Hiçbir şey söylemeden yatak odasına gitti Songül. Vedat'ın giymesi için eşofman takımını yatağın üzerine koydu ve mutfağa gitti. Üzerini giyen Vedat salona doğru yürürken "ne yemeği var" diye bağırdı. Songül, Poyraz ile yaşadığı kısa ama o güzel saatleri düşündüğü için Vedat'ın söylediğini duymadı. Vedat daha yüksek bir sesle tekrar bağırdı.

– Kime diyorum lan ben, alooo...

Kendine gelen Songül, Vedat'ın yanına gitti:

– Bir şey mi dedin, duymadım.

– Eşek gibi çalışıp yorulan benim, aklı bir karış havada olan sensin. Ne yemeği var diyorum?

– Ayran çorbası, pilav, fasulye yaptım, birazdan da salata yapacağım.

– Sen başka bir şey yapmayı bilmiyor musun? Sürekli aynı yemekleri yediriyorsun.

– Evde onlar vardı, ben ne yapayım?

– Hep aynı bahane "yapmayı bilmiyorum" de olsun bitsin.

Songül aslında aynı yemekleri yapmıyordu ama Vedat sinirini çıkarmak için bahane arıyordu.

– Birazdan sofrayı hazırlarım.

Yemeklerini yemişlerdi. Çaylarını içtikleri sırada Songül, Vedat ile konuşmak istedi.

– Bugün, Gözde'nin bahsettiği dükkâna bakmaya gittim. Küçük ve pahalı bir yerdi. Ben de tutmadım.

– Yine aynı konu mu? Hem sen o orospu ile görüşüyor musun hâlâ?

– Ne dedim ki ben şimdi?

– Ben sana demedim mi Gözde ile görüşmeyeceksin diye?

– Yooo, demedin.

– İyi o zaman şimdi söylüyorum. Ulan bir tane normal arkadaşın yok. Hem yaptığın incik boncuk için dükkân tutmaya ne gerek var. Fatma teyze pazarda satıyor, konu komşu da alıyor. Büyük paralar kazansan gam yemeyeceğim.

– Ya niye öyle diyorsun, geçen ayın faturalarını o incik boncuk sayesinde ödedik.

– Duyan da büyük iş başardın sanır. Ne yaparsan yap, ben karışmıyorum. Bu tarz şeyleri de bana anlatma. Sus da şu çayımı rahat rahat içeyim. Bunu bana bir daha söyletme. Gözde denilen kaşar ile görüşmeyeceksin!
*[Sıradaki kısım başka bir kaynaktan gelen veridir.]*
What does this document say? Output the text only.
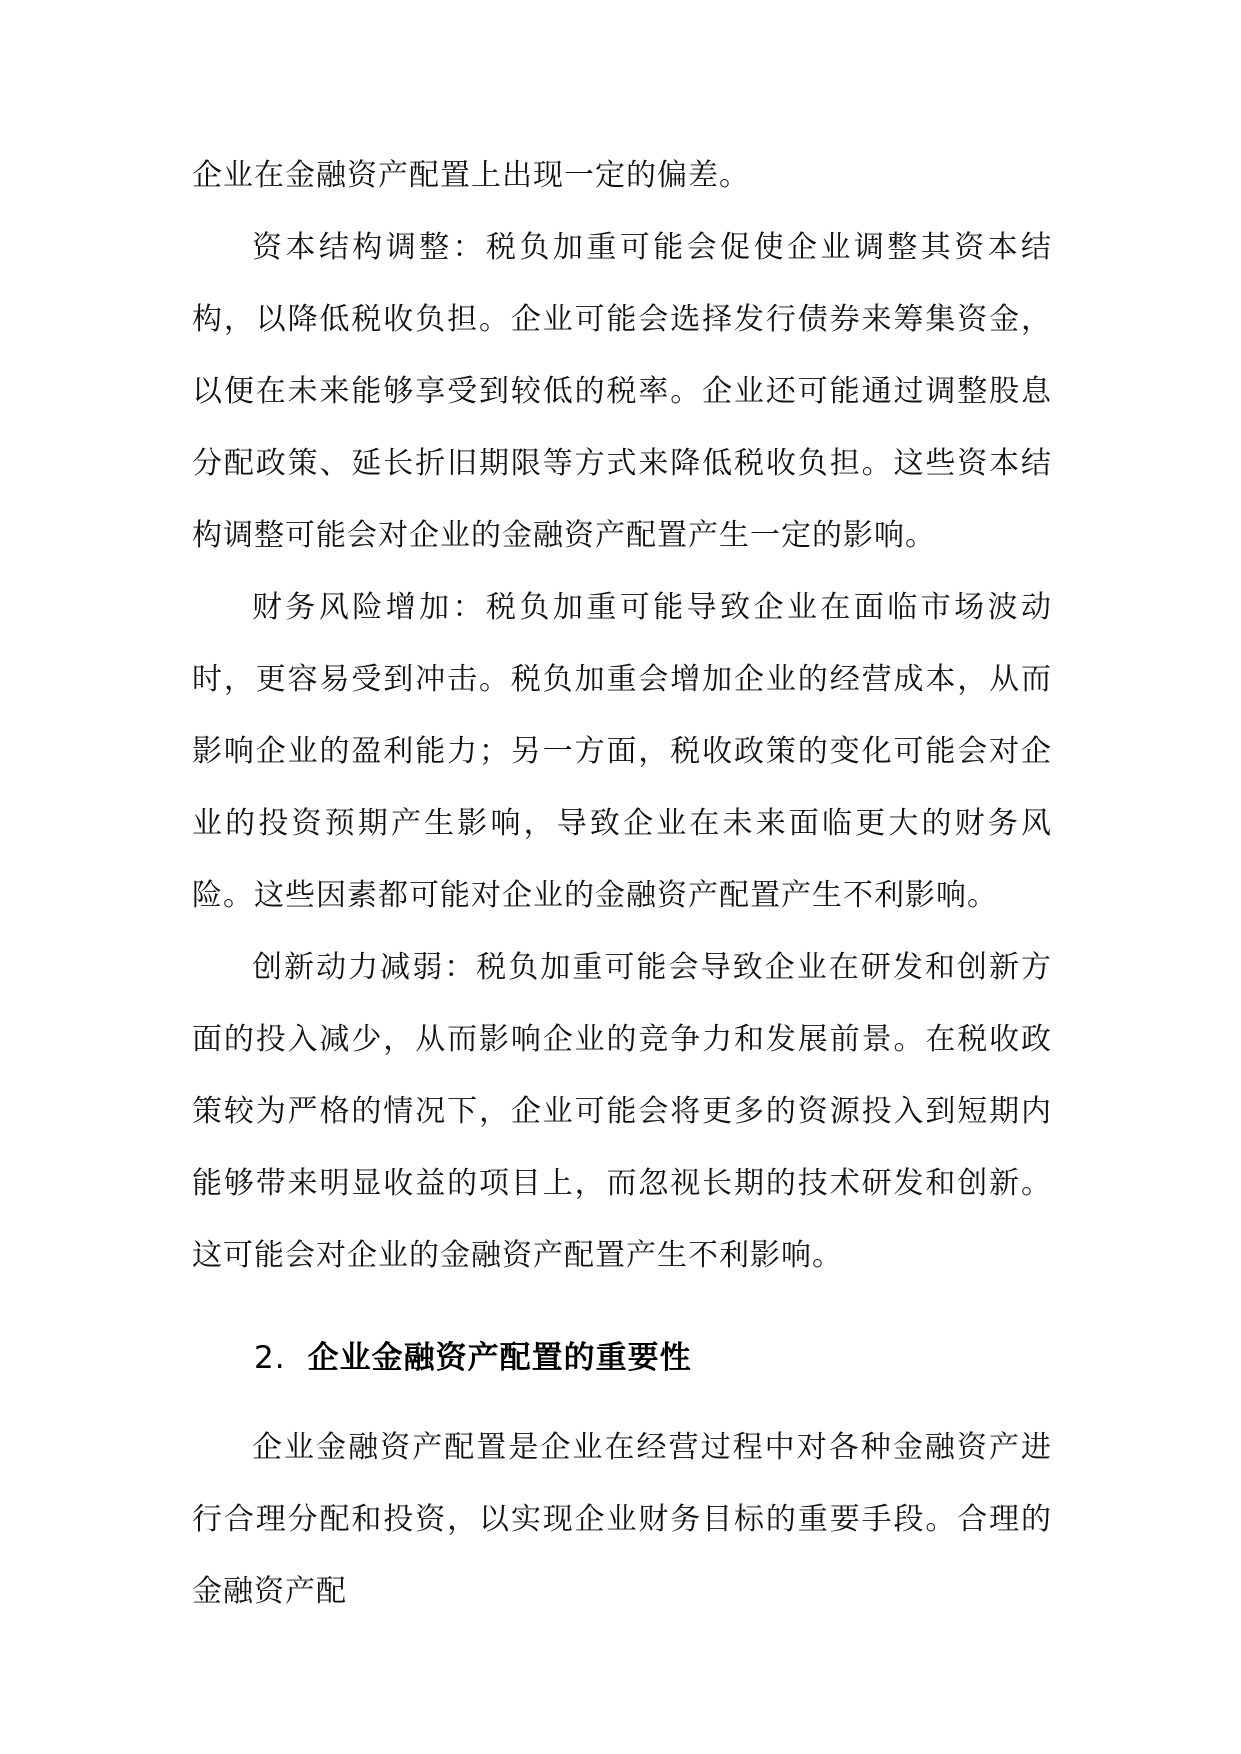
企业在金融资产配置上出现一定的偏差。

资本结构调整：税负加重可能会促使企业调整其资本结构，以降低税收负担。企业可能会选择发行债券来筹集资金，以便在未来能够享受到较低的税率。企业还可能通过调整股息分配政策、延长折旧期限等方式来降低税收负担。这些资本结构调整可能会对企业的金融资产配置产生一定的影响。

财务风险增加：税负加重可能导致企业在面临市场波动时，更容易受到冲击。税负加重会增加企业的经营成本，从而影响企业的盈利能力；另一方面，税收政策的变化可能会对企业的投资预期产生影响，导致企业在未来面临更大的财务风险。这些因素都可能对企业的金融资产配置产生不利影响。

创新动力减弱：税负加重可能会导致企业在研发和创新方面的投入减少，从而影响企业的竞争力和发展前景。在税收政策较为严格的情况下，企业可能会将更多的资源投入到短期内能够带来明显收益的项目上，而忽视长期的技术研发和创新。这可能会对企业的金融资产配置产生不利影响。

2. 企业金融资产配置的重要性

企业金融资产配置是企业在经营过程中对各种金融资产进行合理分配和投资，以实现企业财务目标的重要手段。合理的金融资产配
Bir süre sonra Songül, hiçbir şey söylemeden çay bardaklarını aldı, mutfağa gitti ve Vedat'ın uyumasını bekledi. Birkaç saat sonra Vedat, yatak odasına gidip yattı. Salona gelen Songül, eline telefonunu aldı. Poyraz'a mesaj yazmak istedi ama o cesareti kendinde göremedi. Sigara paketindeki son sigarasını yaktı ve koltuğa uzandı. Poyraz'ı düşünürken uyuya kaldı. Sürekli kâbus gören Songül, o gece huzurlu bir şekilde uyudu.